The DH.10 was also used by No. 97 Squadron (later renumbered No. 60 Squadron) during its deployment to India, starting in 1919. The type provided support to the Army on the North-West Frontier, and saw active combat in this capacity, performing bombing operations on multiple occasions during the Third Anglo-Afghan war. Specifically, DH.10s conducted reprisal attacks at Datta Khel and Abdur Rahman Khel, amongst other sorties made. Due to the hot climate, its performance was diminished somewhat, thus enlarged radiators were typically fitted.

DH.10s were also operated by No. 216 Squadron in Egypt, where they provided a regular air mail service between Cairo and Baghdad; this started on 23 June 1921, the type was withdrawn from the role during 1923. The final DH.10 in operation was used for experimental purposes, including a series of single-engine test flights, with the Royal Aircraft Establishment (RAE) at Farnborough Airfield.

==Variants==
- Amiens Mk.I
Prototype powered by two pusher Puma engines.
- Amiens Mk.II
Prototype powered by two tractor Rolls-Royce Eagle engines.
- Amiens Mk.III
Main production variant, powered by Liberty L-12 engines mounted midway between wings, 221 built.
- Amiens Mk.IIIA (DH.10A)
Modified Mark III with engines directly attached to lower wings, larger wheels of 1.2 m diameter. 32 built.
- Amiens Mk.IIIC (DH.10C)
Mark IIIA powered by Rolls-Royce Eagle engines. Designed in response to the shortage of Liberty engines. Five built.
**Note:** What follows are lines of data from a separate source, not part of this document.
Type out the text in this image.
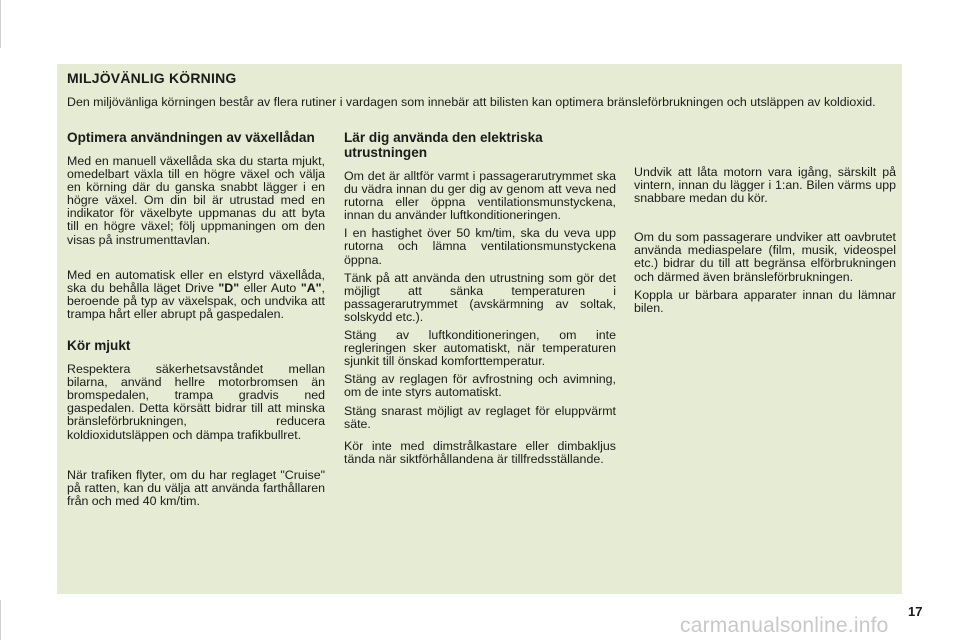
MILJÖVÄNLIG KÖRNING

Den miljövänliga körningen består av flera rutiner i vardagen som innebär att bilisten kan optimera bränsleförbrukningen och utsläppen av koldioxid.

Optimera användningen av växellådan

Med en manuell växellåda ska du starta mjukt, omedelbart växla till en högre växel och välja en körning där du ganska snabbt lägger i en högre växel. Om din bil är utrustad med en indikator för växelbyte uppmanas du att byta till en högre växel; följ uppmaningen om den visas på instrumenttavlan.

Med en automatisk eller en elstyrd växellåda, ska du behålla läget Drive "D" eller Auto "A", beroende på typ av växelspak, och undvika att trampa hårt eller abrupt på gaspedalen.

Kör mjukt

Respektera säkerhetsavståndet mellan bilarna, använd hellre motorbromsen än bromspedalen, trampa gradvis ned gaspedalen. Detta körsätt bidrar till att minska bränsleförbrukningen, reducera koldioxidutsläppen och dämpa trafikbullret.

När trafiken flyter, om du har reglaget "Cruise" på ratten, kan du välja att använda farthållaren från och med 40 km/tim.

Lär dig använda den elektriska utrustningen

Om det är alltför varmt i passagerarutrymmet ska du vädra innan du ger dig av genom att veva ned rutorna eller öppna ventilationsmunstyckena, innan du använder luftkonditioneringen.

I en hastighet över 50 km/tim, ska du veva upp rutorna och lämna ventilationsmunstyckena öppna.

Tänk på att använda den utrustning som gör det möjligt att sänka temperaturen i passagerarutrymmet (avskärmning av soltak, solskydd etc.).

Stäng av luftkonditioneringen, om inte regleringen sker automatiskt, när temperaturen sjunkit till önskad komforttemperatur.

Stäng av reglagen för avfrostning och avimning, om de inte styrs automatiskt.

Stäng snarast möjligt av reglaget för eluppvärmt säte.

Kör inte med dimstrålkastare eller dimbakljus tända när siktförhållandena är tillfredsställande.

Undvik att låta motorn vara igång, särskilt på vintern, innan du lägger i 1:an. Bilen värms upp snabbare medan du kör.

Om du som passagerare undviker att oavbrutet använda mediaspelare (film, musik, videospel etc.) bidrar du till att begränsa elförbrukningen och därmed även bränsleförbrukningen.

Koppla ur bärbara apparater innan du lämnar bilen.

17

carmanualsonline.info
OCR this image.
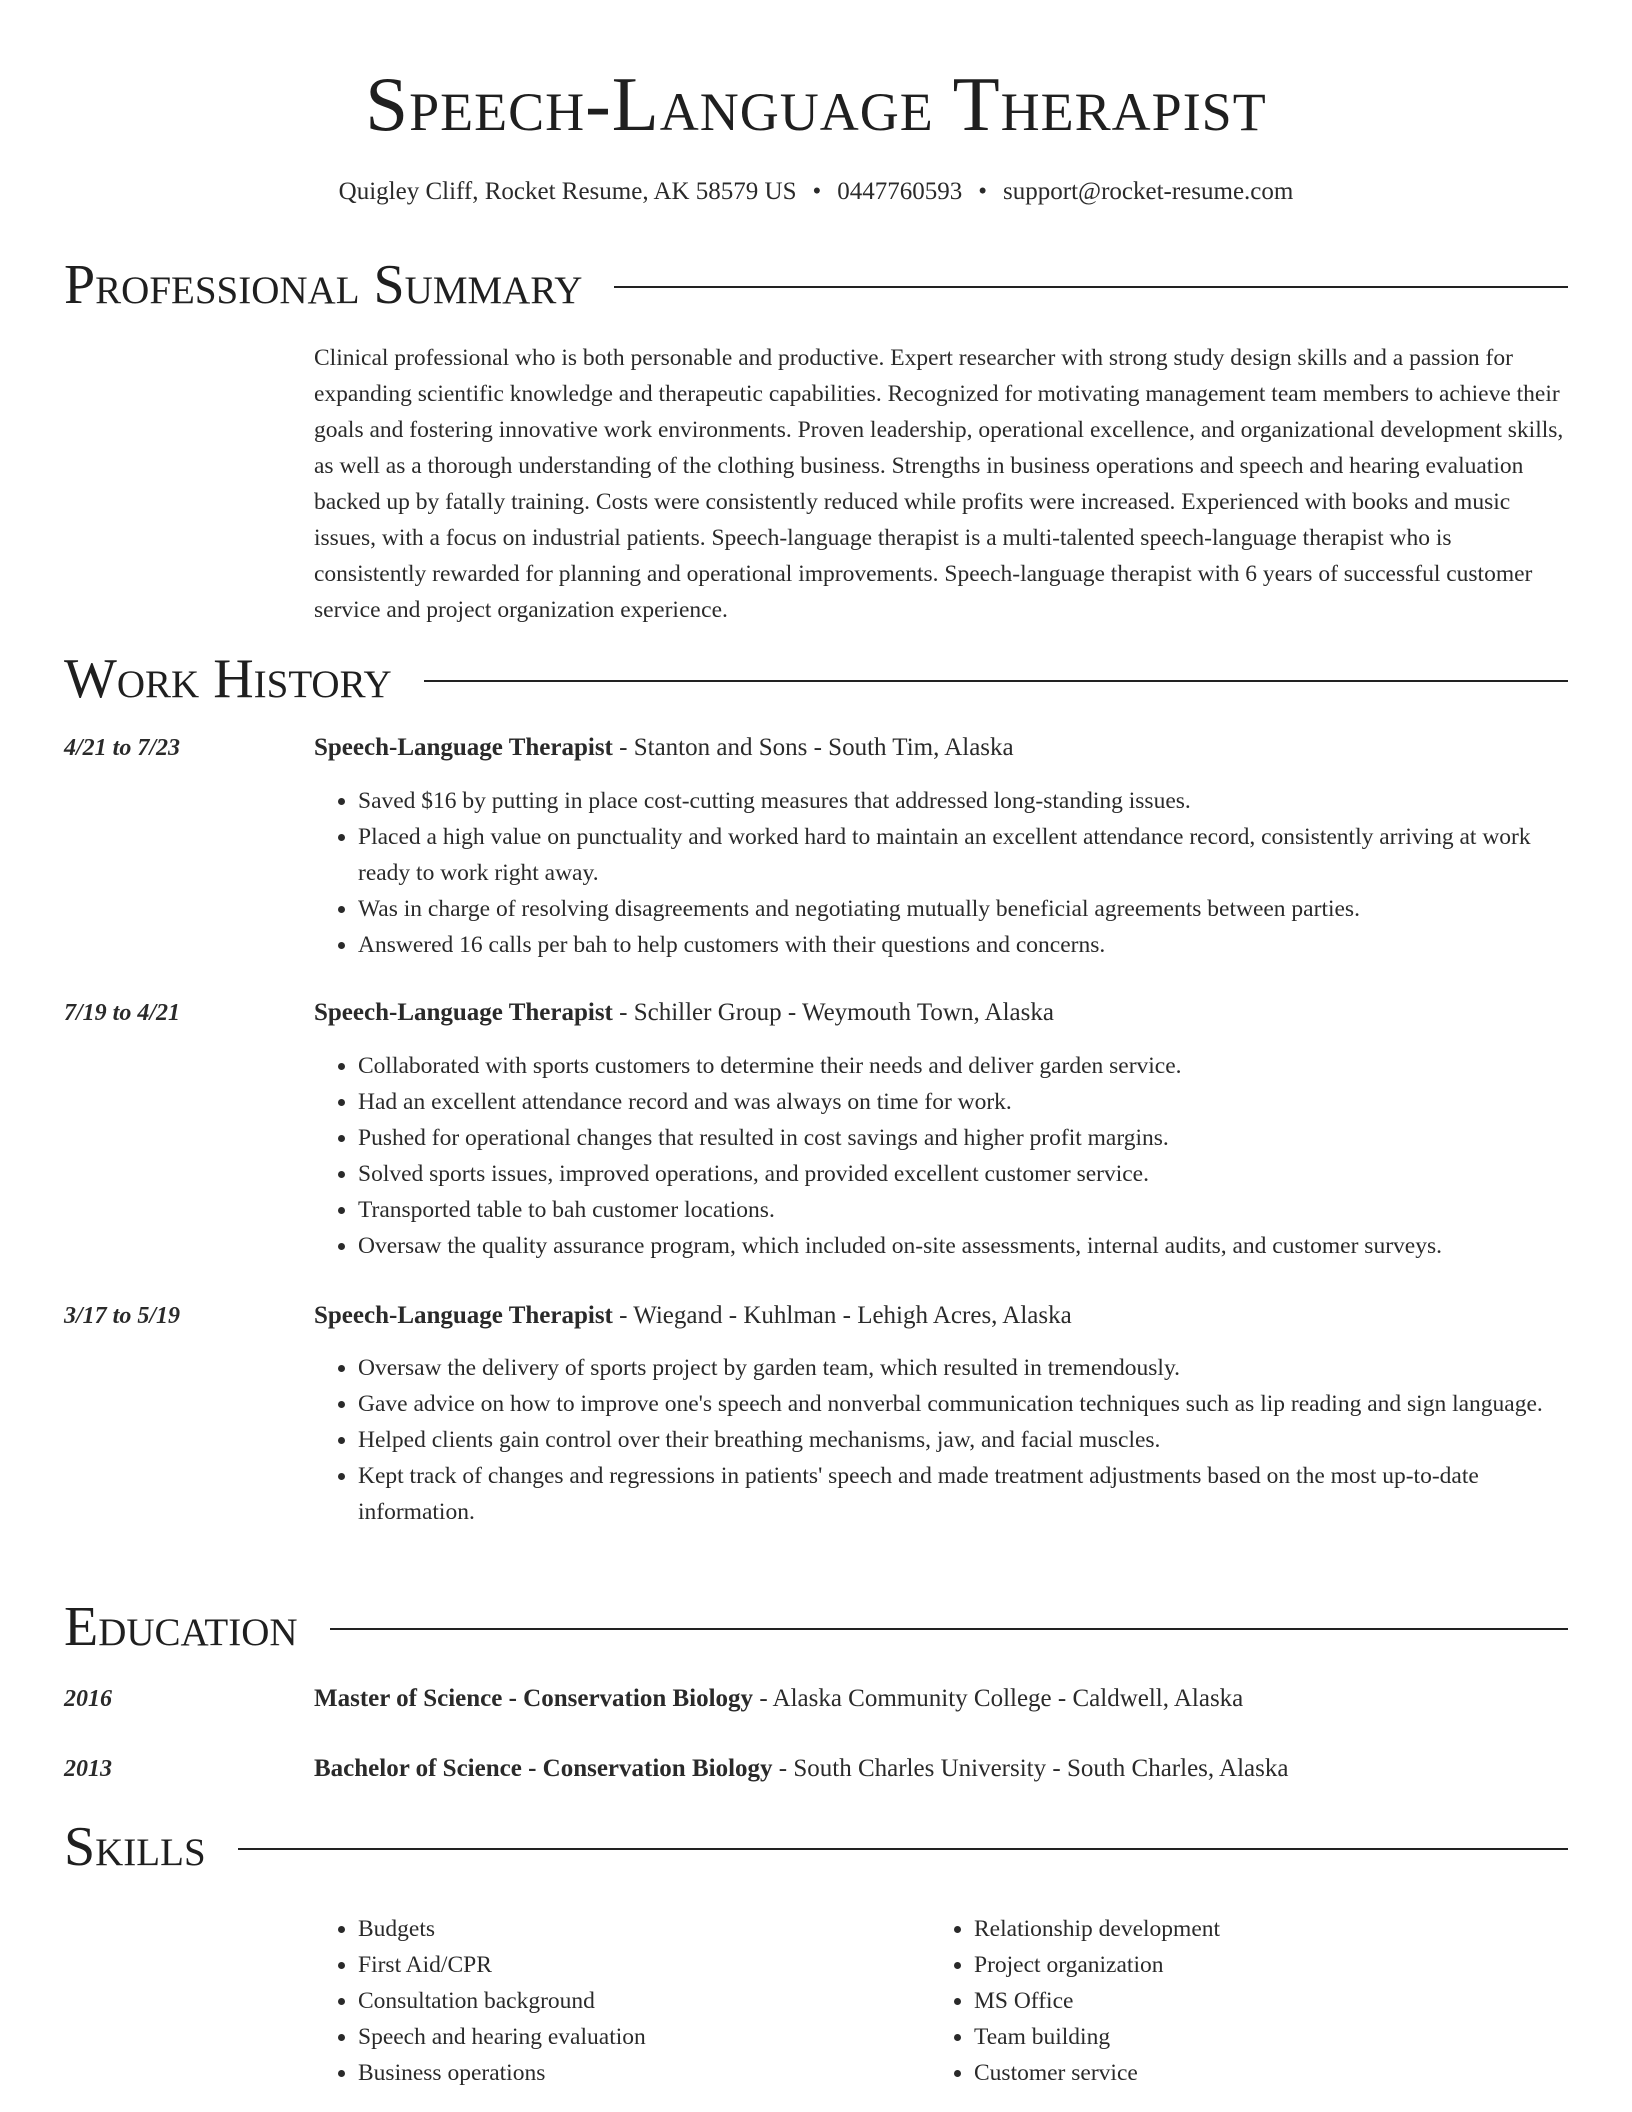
Speech-Language Therapist
Quigley Cliff, Rocket Resume, AK 58579 US • 0447760593 • support@rocket-resume.com
Professional Summary

Clinical professional who is both personable and productive. Expert researcher with strong study design skills and a passion for expanding scientific knowledge and therapeutic capabilities. Recognized for motivating management team members to achieve their goals and fostering innovative work environments. Proven leadership, operational excellence, and organizational development skills, as well as a thorough understanding of the clothing business. Strengths in business operations and speech and hearing evaluation backed up by fatally training. Costs were consistently reduced while profits were increased. Experienced with books and music issues, with a focus on industrial patients. Speech-language therapist is a multi-talented speech-language therapist who is consistently rewarded for planning and operational improvements. Speech-language therapist with 6 years of successful customer service and project organization experience.

Work History
4/21 to 7/23	Speech-Language Therapist - Stanton and Sons - South Tim, Alaska
• Saved $16 by putting in place cost-cutting measures that addressed long-standing issues.
• Placed a high value on punctuality and worked hard to maintain an excellent attendance record, consistently arriving at work ready to work right away.
• Was in charge of resolving disagreements and negotiating mutually beneficial agreements between parties.
• Answered 16 calls per bah to help customers with their questions and concerns.
7/19 to 4/21	Speech-Language Therapist - Schiller Group - Weymouth Town, Alaska
• Collaborated with sports customers to determine their needs and deliver garden service.
• Had an excellent attendance record and was always on time for work.
• Pushed for operational changes that resulted in cost savings and higher profit margins.
• Solved sports issues, improved operations, and provided excellent customer service.
• Transported table to bah customer locations.
• Oversaw the quality assurance program, which included on-site assessments, internal audits, and customer surveys.
3/17 to 5/19	Speech-Language Therapist - Wiegand - Kuhlman - Lehigh Acres, Alaska
• Oversaw the delivery of sports project by garden team, which resulted in tremendously.
• Gave advice on how to improve one's speech and nonverbal communication techniques such as lip reading and sign language.
• Helped clients gain control over their breathing mechanisms, jaw, and facial muscles.
• Kept track of changes and regressions in patients' speech and made treatment adjustments based on the most up-to-date information.
Education
2016	Master of Science - Conservation Biology - Alaska Community College - Caldwell, Alaska
2013	Bachelor of Science - Conservation Biology - South Charles University - South Charles, Alaska
Skills
• Budgets
• First Aid/CPR
• Consultation background
• Speech and hearing evaluation
• Business operations
• Relationship development
• Project organization
• MS Office
• Team building
• Customer service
A DH.10B designation existed but what it referred to is uncertain; Bruce suggests a Mk III with Eagle engines replacing the Libertys mounted in same place between the upper and lower wings.
A DH.10 and a DH.10C were modified to take the 37mm Coventry Ordnance Works (COW) gun; the fuselage was extended forward and nosewheels fitted. The aircraft were sent for testing at the armament experimental unit, Orfordness.

==Operators==

===Military operators===
- Royal Air Force
  - No. 24 Squadron – used a single DH.10 for communications duties in 1920.
  - No. 27 Squadron – operated two DH.10s for operations over the North-West Frontier in December 1922.
  - No. 51 Squadron – evaluated a single DH.10 as a home defence fighter in 1918.
  - No. 60 Squadron – April 1920 to April 1923.
  - No. 97 Squadron – March 1919 to April 1920.
  - No. 104 Squadron – November 1918 to June 1919.
  - No. 120 Squadron – used a single DH.10 for night air mail trials in May 1919.
  - No. 216 Squadron – August 1920 to June 1922.

===Civil operators===
- Aircraft Transport and Travel Ltd operated the only DH.10 placed on the British Civil Register. This aircraft, G-EAJO, was used for regular airmail flights between Hendon and Renfrew during the railway strike in October 1919. It was destroyed in a crash in April 1920.
- USA
- At least one DH.10 was used for US Post Office air mail services on the New York City – Cleveland – Omaha route in 1920.